The Recommendations of the Greyhound Industry Reform Panel have been published. These include both a best practice governance structure and an animal welfare plan including establishment of an independent Greyhound Welfare and Integrity Commission.
The reform panel, headed by former Premier Morris Iemma, has made 122 recommendations based on the McHugh report and consultation with stakeholders.
They are seeking feedback as soon as possible.
For those of us who read the McHugh report (900 pages) this is a light read at just over 80 pages. Recommendations highlighted in the Government press release include:
- Restrictions on keeping small animals on properties with greyhounds;
- An independent regulator with broad investigative powers;
- An enforceable code of practice for greyhound welfare;
- Whole-of-life registration and tracking of greyhounds;
- An accreditation scheme for industry participants;
- Increased penalties for animal welfare offences;
- Strict controls on euthanasia;
- Improved safety at tracks.
The panel did not recommend a breeding cap at this stage, nor did they recommend zero unnecessary euthanasia. Other recommendations are consistent, consistent in principle, partially consistent or occasionally not consistent with the McHugh report.

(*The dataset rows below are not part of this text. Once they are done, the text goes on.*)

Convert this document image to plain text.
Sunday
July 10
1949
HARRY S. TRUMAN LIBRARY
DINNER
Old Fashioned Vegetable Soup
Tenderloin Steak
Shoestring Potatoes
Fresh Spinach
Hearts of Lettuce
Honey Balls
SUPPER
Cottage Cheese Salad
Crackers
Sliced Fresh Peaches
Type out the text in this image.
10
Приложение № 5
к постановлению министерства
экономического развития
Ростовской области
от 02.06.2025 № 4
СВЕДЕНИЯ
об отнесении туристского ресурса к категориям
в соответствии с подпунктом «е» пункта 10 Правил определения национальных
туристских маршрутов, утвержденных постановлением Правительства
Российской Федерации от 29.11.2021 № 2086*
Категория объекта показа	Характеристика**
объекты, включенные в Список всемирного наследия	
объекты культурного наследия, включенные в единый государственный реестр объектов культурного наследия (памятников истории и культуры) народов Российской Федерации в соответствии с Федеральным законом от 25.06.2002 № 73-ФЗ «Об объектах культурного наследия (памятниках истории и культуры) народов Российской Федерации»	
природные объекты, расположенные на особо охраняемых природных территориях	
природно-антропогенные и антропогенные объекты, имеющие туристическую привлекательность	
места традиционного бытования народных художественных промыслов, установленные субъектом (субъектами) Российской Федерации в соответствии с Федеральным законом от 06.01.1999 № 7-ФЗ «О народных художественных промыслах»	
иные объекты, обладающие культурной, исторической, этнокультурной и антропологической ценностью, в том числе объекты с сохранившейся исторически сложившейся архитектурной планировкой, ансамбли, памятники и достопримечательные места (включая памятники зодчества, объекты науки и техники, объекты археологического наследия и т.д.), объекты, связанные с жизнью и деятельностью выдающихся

To read the document in full and have your say, click here.
Meanwhile the Australian Veterinary Behaviour Interest Group (AVBIG) of the AVA is hosting a webinar on the rehoming of racing greyounds. “Through their eyes: helping a retired greyhound adjust as a pet” is presented by Dr Karen Dawson from 8-9pm on March 1. There is a fee to register which varies depending on your membership status. Click here for more info.
Finally, Dr Trudi McAlees is conducting a survey on oesophageal foreign bodies in dogs. She is calling on any and hopefully all veterinarians to do some citizen science. This is a survey that does involve looking up the practice records so you will need access to those to do it.
As Dr McAlees says. “The most arduous part of participating in the survey will be looking up your practice records to find the last foreign body dog case, and then listing the breed of dog of the 10 cases that presented for any reason directly prior to the oesophageal foreign body dog patient. Completing the rest of the survey will take only a few minutes.”